More than 900 people have signed a petition asking the board to end its agreement with the police department in solidarity with Minneapolis Public Schools, which terminated its agreement on SRO’s last week.


Board member Marnie Morrione stressed Wednesday that she wants to allow ample time for the community to weigh in on the use of SRO’s, which are in place at Deering and Portland high schools.

“In light of all the tragic events that have happened and national reaction, I personally would not feel comfortable at all in a matter of a week making a big decision around this,” Morrione said. “I don’t feel comfortable. I know there is a petition coming to us, but again I don’t feel comfortable. We’re heading into summer and I’m concerned about leaving people behind.”

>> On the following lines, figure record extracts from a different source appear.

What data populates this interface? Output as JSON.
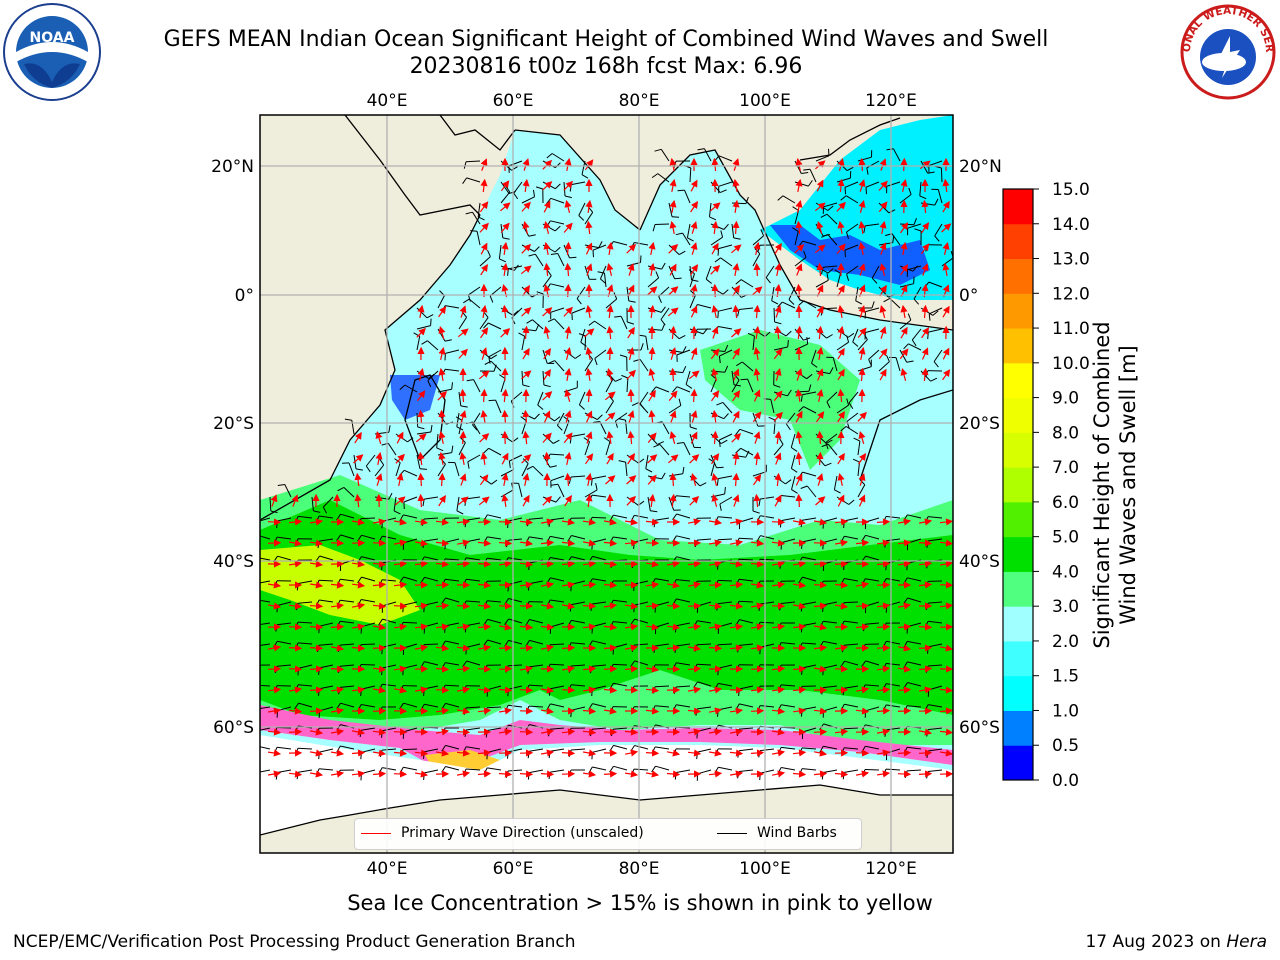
{
  "header": {
    "title_line1": "GEFS MEAN Indian Ocean Significant Height of Combined Wind Waves and Swell",
    "title_line2": "20230816 t00z 168h fcst   Max: 6.96"
  },
  "logos": {
    "left": {
      "icon": "noaa-logo",
      "text": "NOAA"
    },
    "right": {
      "icon": "nws-logo",
      "text": "NATIONAL WEATHER SERVICE"
    }
  },
  "colors": {
    "land": "#efeedd",
    "ocean_low": "#7fffff",
    "ocean_mid": "#00ff00",
    "wave_arrow": "#ff0000",
    "wind_barb": "#000000",
    "grid": "#b0b0b0"
  },
  "map": {
    "lon_ticks": [
      "40°E",
      "60°E",
      "80°E",
      "100°E",
      "120°E"
    ],
    "lat_ticks": [
      "20°N",
      "0°",
      "20°S",
      "40°S",
      "60°S"
    ]
  },
  "colorbar": {
    "label": "Significant Height of Combined Wind Waves and Swell [m]",
    "label_line1": "Significant Height of Combined",
    "label_line2": "Wind Waves and Swell [m]",
    "ticks": [
      "0.0",
      "0.5",
      "1.0",
      "1.5",
      "2.0",
      "3.0",
      "4.0",
      "5.0",
      "6.0",
      "7.0",
      "8.0",
      "9.0",
      "10.0",
      "11.0",
      "12.0",
      "13.0",
      "14.0",
      "15.0"
    ],
    "colors": [
      "#0000ff",
      "#0080ff",
      "#00ffff",
      "#40ffff",
      "#a0ffff",
      "#50ff80",
      "#00e000",
      "#50f000",
      "#b0ff00",
      "#d8ff00",
      "#f0ff00",
      "#ffff00",
      "#ffc000",
      "#ff9900",
      "#ff7000",
      "#ff4000",
      "#ff0000"
    ]
  },
  "legend": {
    "primary_wave": "Primary Wave Direction (unscaled)",
    "wind_barbs": "Wind Barbs"
  },
  "notes": {
    "ice": "Sea Ice Concentration > 15% is shown in pink to yellow"
  },
  "footer": {
    "left": "NCEP/EMC/Verification Post Processing Product Generation Branch",
    "date": "17 Aug 2023 on",
    "machine": "Hera"
  }
}
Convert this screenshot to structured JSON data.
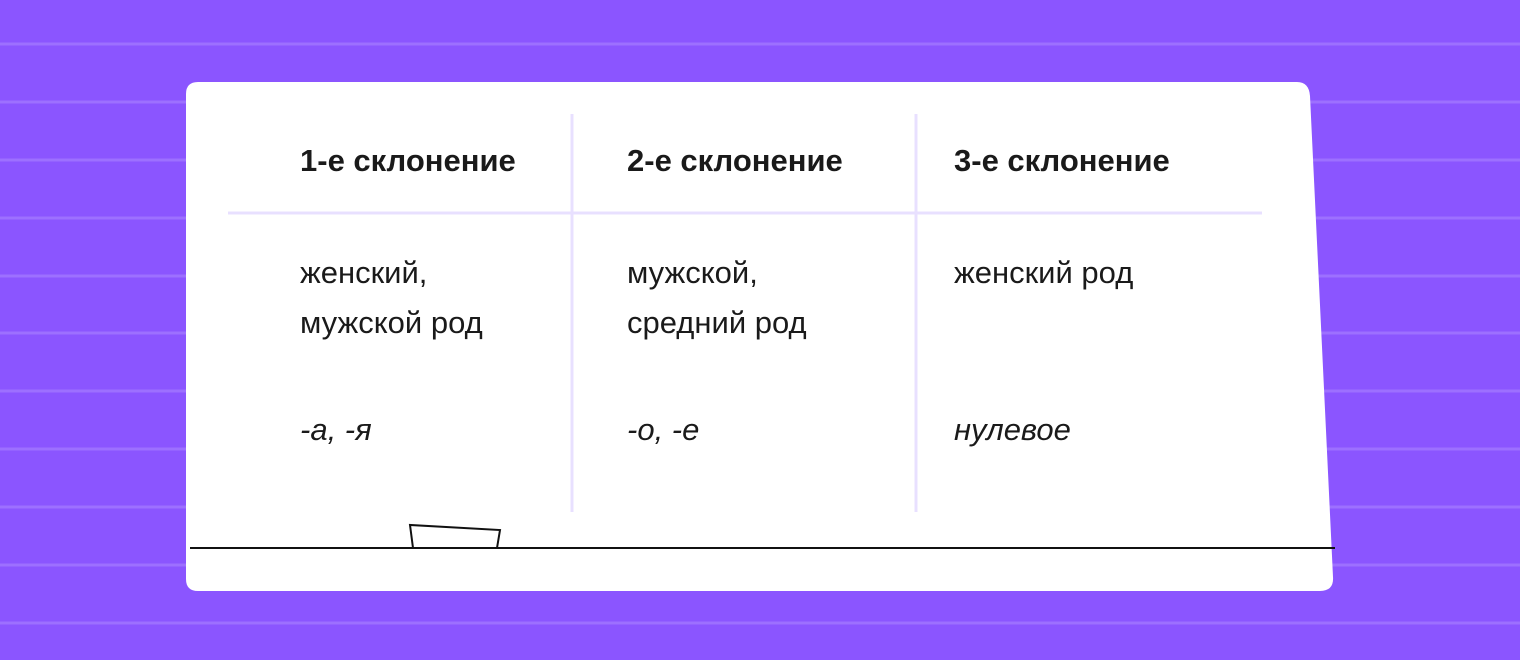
{
  "colors": {
    "background": "#8b55ff",
    "card": "#ffffff",
    "divider": "#e8e0ff",
    "text": "#1a1a1a"
  },
  "table": {
    "headers": [
      "1-е склонение",
      "2-е склонение",
      "3-е склонение"
    ],
    "rows": [
      [
        "женский,\nмужской род",
        "мужской,\nсредний род",
        "женский род"
      ],
      [
        "-а, -я",
        "-о, -е",
        "нулевое"
      ]
    ]
  }
}
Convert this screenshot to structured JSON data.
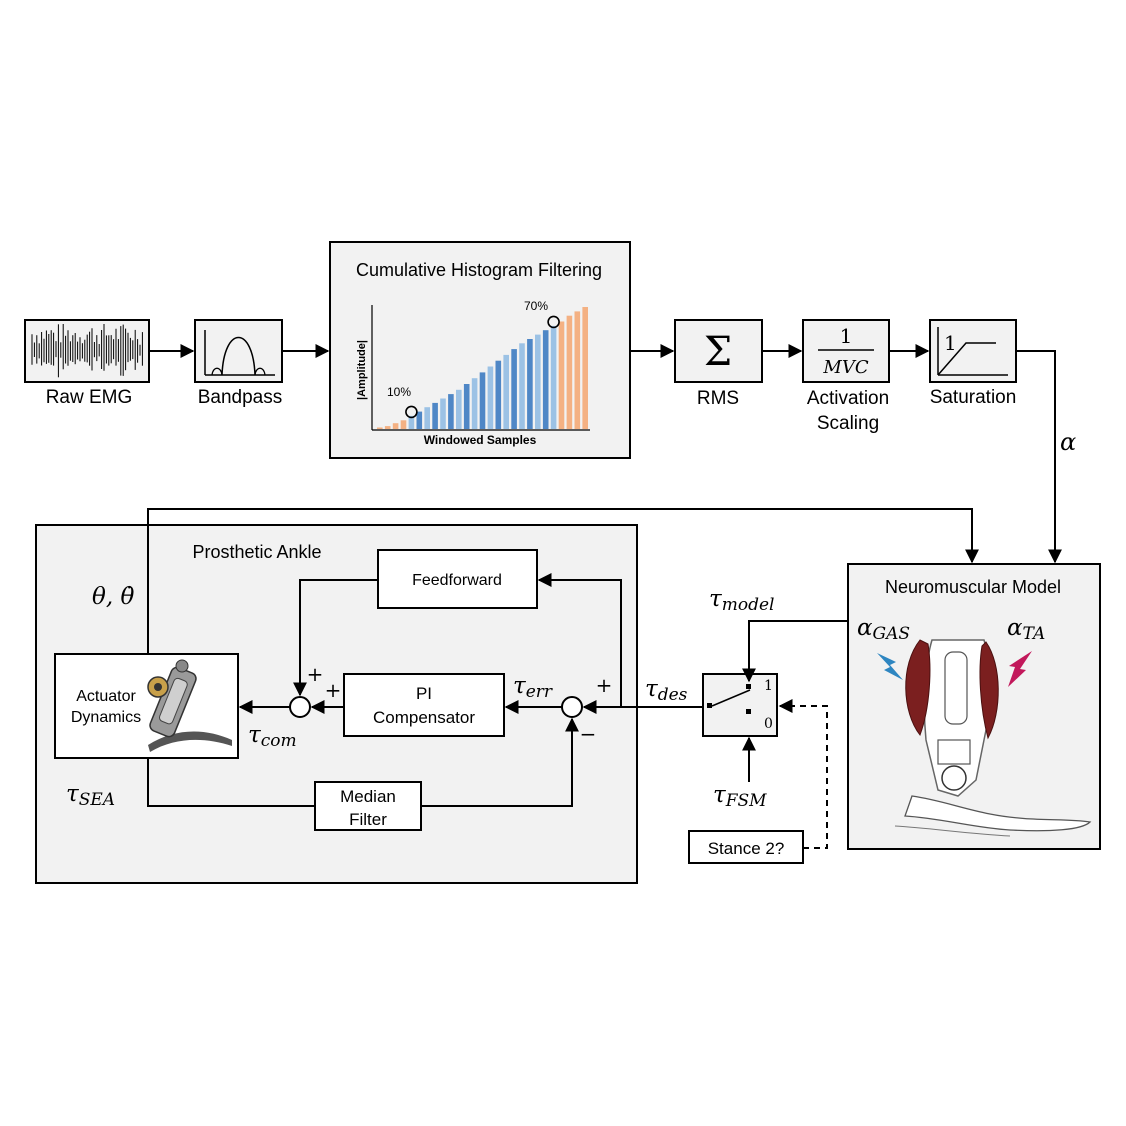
{
  "signal_chain": {
    "raw_emg": "Raw EMG",
    "bandpass": "Bandpass",
    "histogram": {
      "title": "Cumulative Histogram Filtering",
      "ylabel": "|Amplitude|",
      "xlabel": "Windowed Samples",
      "low_mark": "10%",
      "high_mark": "70%"
    },
    "rms": {
      "symbol": "Σ",
      "label": "RMS"
    },
    "activation_scaling": {
      "numerator": "1",
      "denominator": "MVC",
      "label_line1": "Activation",
      "label_line2": "Scaling"
    },
    "saturation": {
      "level": "1",
      "label": "Saturation"
    },
    "alpha": "α"
  },
  "prosthetic_ankle": {
    "title": "Prosthetic Ankle",
    "actuator_line1": "Actuator",
    "actuator_line2": "Dynamics",
    "feedforward": "Feedforward",
    "pi_line1": "PI",
    "pi_line2": "Compensator",
    "median_line1": "Median",
    "median_line2": "Filter",
    "theta": "θ, θ̇",
    "tau_err_base": "τ",
    "tau_err_sub": "err",
    "tau_com_base": "τ",
    "tau_com_sub": "com",
    "tau_sea_base": "τ",
    "tau_sea_sub": "SEA",
    "sum1_plus_top": "+",
    "sum1_plus_right": "+",
    "sum2_plus": "+",
    "sum2_minus": "−"
  },
  "switch": {
    "tau_des_base": "τ",
    "tau_des_sub": "des",
    "tau_model_base": "τ",
    "tau_model_sub": "model",
    "tau_fsm_base": "τ",
    "tau_fsm_sub": "FSM",
    "pos_1": "1",
    "pos_0": "0",
    "stance_query": "Stance 2?"
  },
  "neuromuscular": {
    "title": "Neuromuscular Model",
    "alpha_gas_base": "α",
    "alpha_gas_sub": "GAS",
    "alpha_ta_base": "α",
    "alpha_ta_sub": "TA"
  },
  "colors": {
    "panel_bg": "#f2f2f2",
    "bar_orange": "#f4b183",
    "bar_blue_dark": "#4f87c6",
    "bar_blue_light": "#9cc2e5",
    "bolt_blue": "#2e86c1",
    "bolt_red": "#c2185b",
    "muscle": "#7b1f1f"
  },
  "chart_data": {
    "type": "bar",
    "ylabel": "|Amplitude|",
    "xlabel": "Windowed Samples",
    "values": [
      1,
      2,
      4,
      6,
      9,
      12,
      15,
      18,
      21,
      24,
      27,
      31,
      35,
      39,
      43,
      47,
      51,
      55,
      59,
      62,
      65,
      68,
      71,
      74,
      78,
      81,
      84
    ],
    "groups": [
      "orange",
      "orange",
      "orange",
      "orange",
      "light",
      "dark",
      "light",
      "dark",
      "light",
      "dark",
      "light",
      "dark",
      "light",
      "dark",
      "light",
      "dark",
      "light",
      "dark",
      "light",
      "dark",
      "light",
      "dark",
      "light",
      "orange",
      "orange",
      "orange",
      "orange"
    ],
    "markers": [
      {
        "label": "10%",
        "index": 4
      },
      {
        "label": "70%",
        "index": 22
      }
    ]
  }
}
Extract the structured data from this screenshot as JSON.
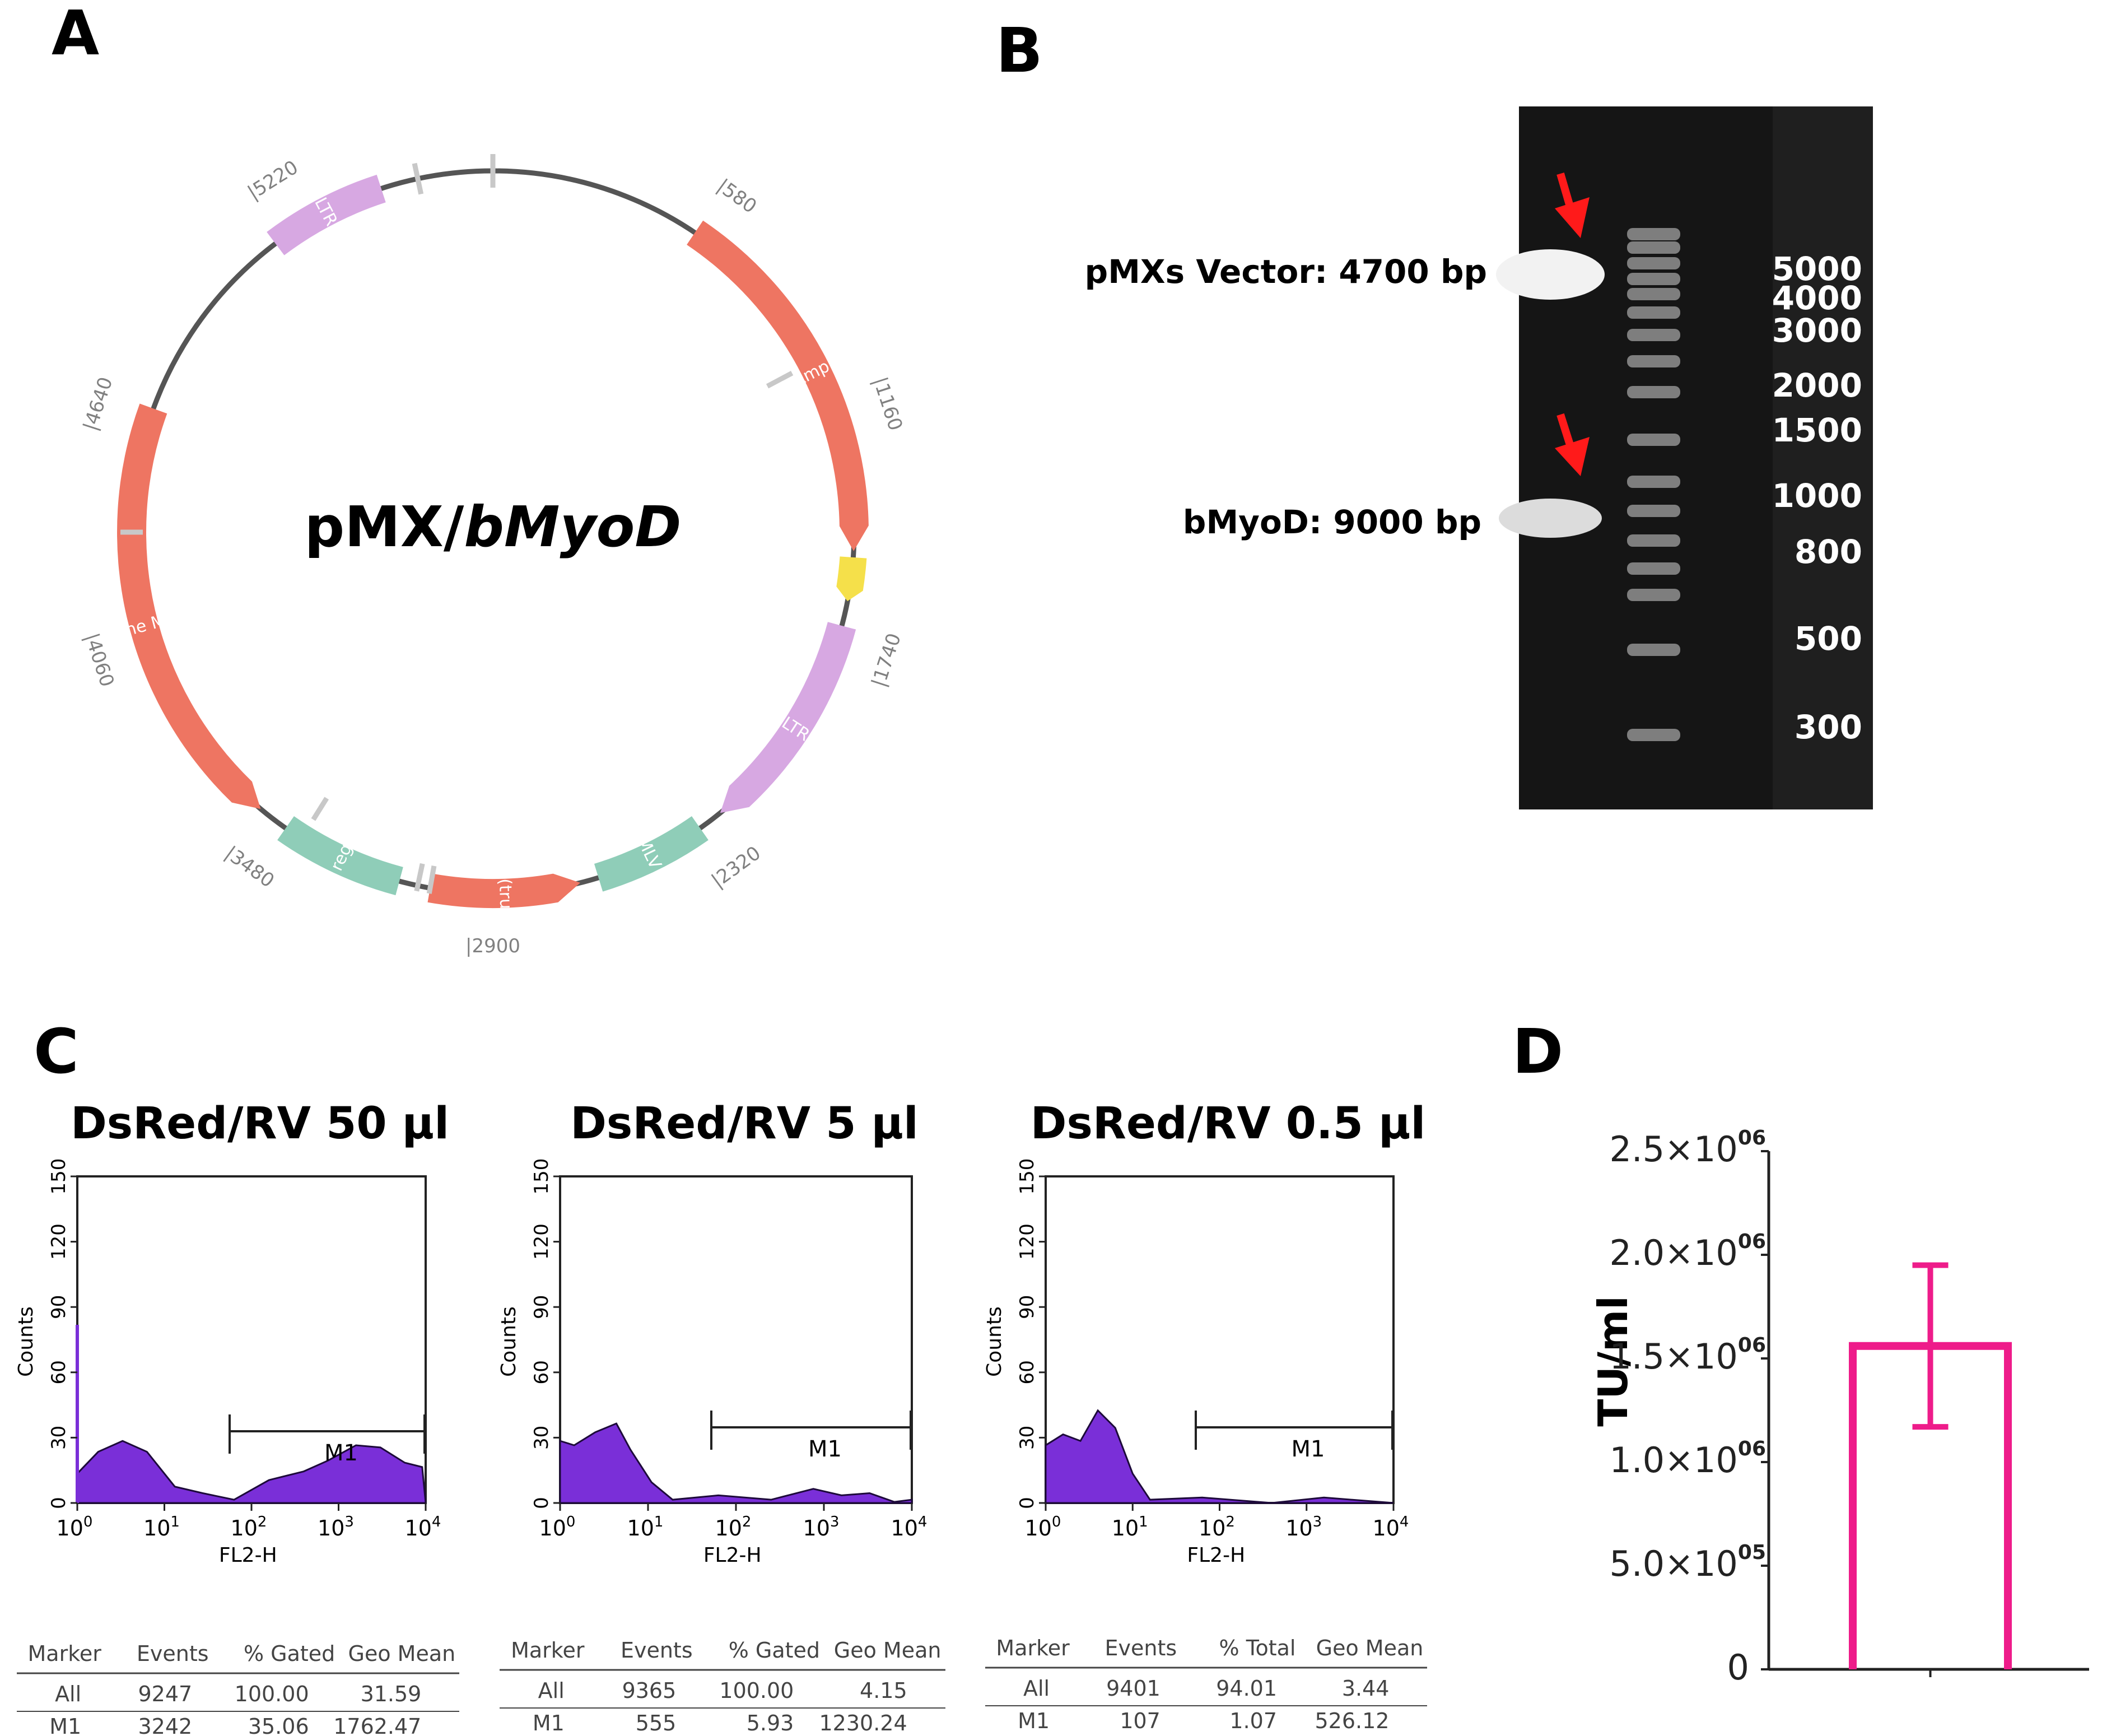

Some board members said they would support holding a special meeting either June 23 or June 30 to further discuss the issue. Regardless of the outcome, Superintendent Xavier Botana said, the district should examine all its policies related to law enforcement.

“It will be different if there is no SRO memorandum, but work around a policy that clarifies our engagement with police in our schools is necessary regardless and it just changes,” he said.